Mitsui Trust and Banking Co., Ltd., the bank which financed the construction loan, is owed more than $50 million.
KOAR proposes to pay Mitsui $6 million in cash plus 10 percent of the hotel’s value toward a secured claim of $43 million. Mitsui also has an unsecured claim of $15 million.
The remaining portion of the bank’s claim would be paid when the hotel is refinanced in 2004. KOAR attorneys said they are confident there will be sufficient funds after the hotel’s refinancing to pay Mitsui $33 million, the amount KOAR expects to owe Mitsui in five years.
Each of the creditors involved in the bankruptcy will have an opportunity to vote on the restructuring plan. Each party has until Feb. 6 to approve or reject the plan.
The creditors committee includes TurZak, K.B. Foster Civil Engineering, of Stateline; Smith and Jones Inc., of Incline Village; Bonanza Produce Co., of Sparks; and Crystal Dairy Foods, Inc., of South Lake Tahoe.
The Embassy Suites Hotel, which opened Dec. 14, 1991, met KOAR’s revenue projections during the first two years of operation, according to the restructuring document. Then, due to the combination of a loss of commercial passenger service at the Lake Tahoe Airport, heavy competition from developing ski resorts and the booming Las Vegas economy, the hotel’s revenues were not sufficient to pay its debt service to the bank.
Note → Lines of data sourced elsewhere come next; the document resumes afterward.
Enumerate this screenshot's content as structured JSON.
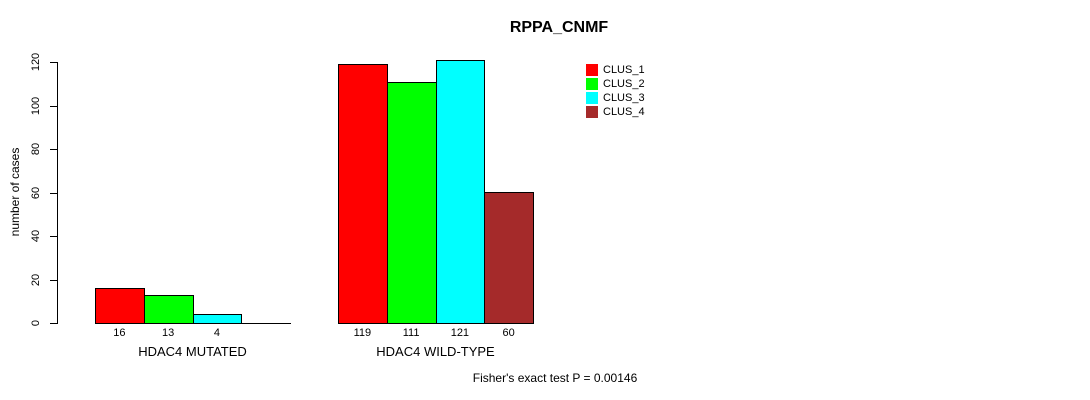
{
  "chart_data": {
    "type": "bar",
    "title": "RPPA_CNMF",
    "ylabel": "number of cases",
    "xlabel": "",
    "ylim": [
      0,
      120
    ],
    "yticks": [
      0,
      20,
      40,
      60,
      80,
      100,
      120
    ],
    "categories": [
      "HDAC4 MUTATED",
      "HDAC4 WILD-TYPE"
    ],
    "series": [
      {
        "name": "CLUS_1",
        "color": "#ff0000",
        "values": [
          16,
          119
        ]
      },
      {
        "name": "CLUS_2",
        "color": "#00ff00",
        "values": [
          13,
          111
        ]
      },
      {
        "name": "CLUS_3",
        "color": "#00ffff",
        "values": [
          4,
          121
        ]
      },
      {
        "name": "CLUS_4",
        "color": "#a52a2a",
        "values": [
          0,
          60
        ]
      }
    ],
    "zero_value_bars_hidden": true,
    "value_labels_shown": true,
    "grid": false,
    "legend_position": "top-right",
    "bar_border_color": "#000000",
    "annotation": "Fisher's exact test P = 0.00146"
  }
}
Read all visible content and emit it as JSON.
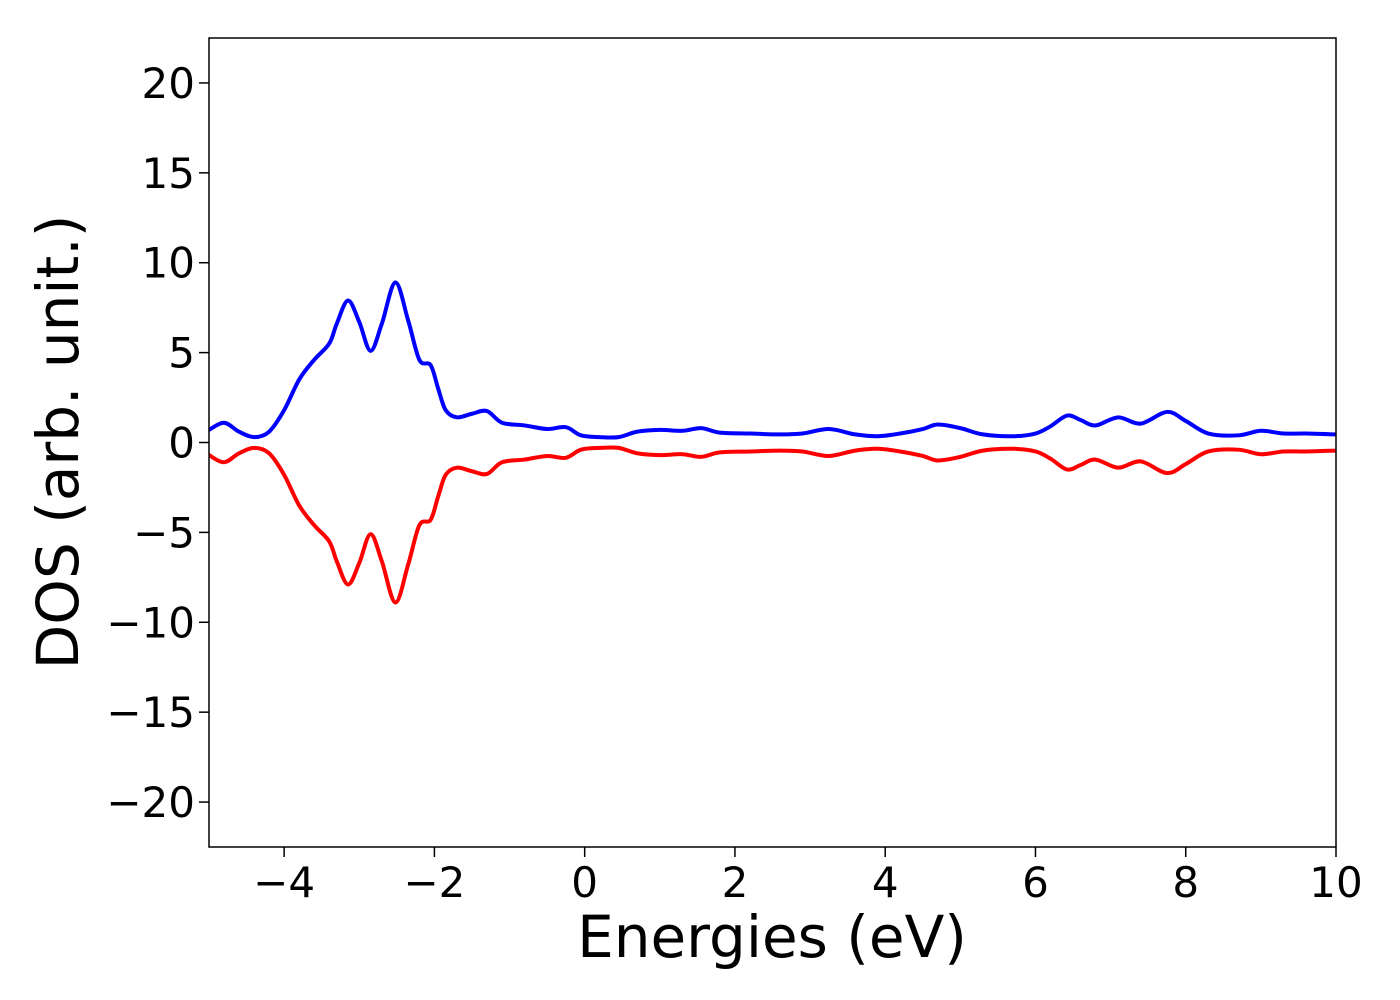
{
  "chart_data": {
    "type": "line",
    "title": "",
    "xlabel": "Energies (eV)",
    "ylabel": "DOS (arb. unit.)",
    "xlim": [
      -5,
      10
    ],
    "ylim": [
      -22.5,
      22.5
    ],
    "xticks": [
      -4,
      -2,
      0,
      2,
      4,
      6,
      8,
      10
    ],
    "yticks": [
      -20,
      -15,
      -10,
      -5,
      0,
      5,
      10,
      15,
      20
    ],
    "xtick_labels": [
      "−4",
      "−2",
      "0",
      "2",
      "4",
      "6",
      "8",
      "10"
    ],
    "ytick_labels": [
      "−20",
      "−15",
      "−10",
      "−5",
      "0",
      "5",
      "10",
      "15",
      "20"
    ],
    "grid": false,
    "legend": "none",
    "series": [
      {
        "color": "#0000ff",
        "x": [
          -5.0,
          -4.8,
          -4.6,
          -4.4,
          -4.2,
          -4.0,
          -3.8,
          -3.6,
          -3.4,
          -3.3,
          -3.15,
          -3.0,
          -2.85,
          -2.7,
          -2.52,
          -2.35,
          -2.2,
          -2.05,
          -1.95,
          -1.85,
          -1.7,
          -1.5,
          -1.3,
          -1.1,
          -0.8,
          -0.5,
          -0.25,
          -0.05,
          0.2,
          0.45,
          0.7,
          1.0,
          1.3,
          1.55,
          1.8,
          2.2,
          2.6,
          2.9,
          3.25,
          3.6,
          3.9,
          4.2,
          4.5,
          4.7,
          5.0,
          5.3,
          5.7,
          6.0,
          6.2,
          6.42,
          6.6,
          6.8,
          7.1,
          7.4,
          7.75,
          8.0,
          8.3,
          8.7,
          9.0,
          9.3,
          9.6,
          10.0
        ],
        "y": [
          0.7,
          1.1,
          0.6,
          0.3,
          0.6,
          1.8,
          3.5,
          4.6,
          5.5,
          6.6,
          7.9,
          6.7,
          5.1,
          6.6,
          8.9,
          6.8,
          4.6,
          4.3,
          3.0,
          1.8,
          1.4,
          1.6,
          1.75,
          1.1,
          0.95,
          0.75,
          0.85,
          0.4,
          0.3,
          0.3,
          0.6,
          0.7,
          0.65,
          0.8,
          0.55,
          0.5,
          0.45,
          0.5,
          0.75,
          0.45,
          0.35,
          0.5,
          0.75,
          1.0,
          0.8,
          0.45,
          0.35,
          0.5,
          0.9,
          1.5,
          1.25,
          0.95,
          1.4,
          1.05,
          1.7,
          1.2,
          0.5,
          0.4,
          0.65,
          0.5,
          0.5,
          0.45
        ]
      },
      {
        "color": "#ff0000",
        "x": [
          -5.0,
          -4.8,
          -4.6,
          -4.4,
          -4.2,
          -4.0,
          -3.8,
          -3.6,
          -3.4,
          -3.3,
          -3.15,
          -3.0,
          -2.85,
          -2.7,
          -2.52,
          -2.35,
          -2.2,
          -2.05,
          -1.95,
          -1.85,
          -1.7,
          -1.5,
          -1.3,
          -1.1,
          -0.8,
          -0.5,
          -0.25,
          -0.05,
          0.2,
          0.45,
          0.7,
          1.0,
          1.3,
          1.55,
          1.8,
          2.2,
          2.6,
          2.9,
          3.25,
          3.6,
          3.9,
          4.2,
          4.5,
          4.7,
          5.0,
          5.3,
          5.7,
          6.0,
          6.2,
          6.42,
          6.6,
          6.8,
          7.1,
          7.4,
          7.75,
          8.0,
          8.3,
          8.7,
          9.0,
          9.3,
          9.6,
          10.0
        ],
        "y": [
          -0.7,
          -1.1,
          -0.6,
          -0.3,
          -0.6,
          -1.8,
          -3.5,
          -4.6,
          -5.5,
          -6.6,
          -7.9,
          -6.7,
          -5.1,
          -6.6,
          -8.9,
          -6.8,
          -4.6,
          -4.3,
          -3.0,
          -1.8,
          -1.4,
          -1.6,
          -1.75,
          -1.1,
          -0.95,
          -0.75,
          -0.85,
          -0.4,
          -0.3,
          -0.3,
          -0.6,
          -0.7,
          -0.65,
          -0.8,
          -0.55,
          -0.5,
          -0.45,
          -0.5,
          -0.75,
          -0.45,
          -0.35,
          -0.5,
          -0.75,
          -1.0,
          -0.8,
          -0.45,
          -0.35,
          -0.5,
          -0.9,
          -1.5,
          -1.25,
          -0.95,
          -1.4,
          -1.05,
          -1.7,
          -1.2,
          -0.5,
          -0.4,
          -0.65,
          -0.5,
          -0.5,
          -0.45
        ]
      }
    ]
  }
}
After the term on the loan expired, KOAR and Mitsui entered court proceedings last spring when Mitsui sought to sell the loan to a third party and several hearings ensued.
El Dorado County Judge Patrick Riley seemingly ruled for KOAR last April when he issued an injunction prohibiting Mitsui from selling the loan and remanding the case for trial. However, KOAR had to make all interest payments current before the dispute could go to trial and put up a bond for Mitsui attorney fees should KOAR have lost in the trial.
KOAR filed for Chapter 11 protection on May 14, 1998.
Despite the court proceedings and controversy surrounding the hotel, it has still managed to turn a profit. According to the restructuring plan, the hotel has brought in $3 million since bankruptcy was declared and is projected to make another $2.3 million by May.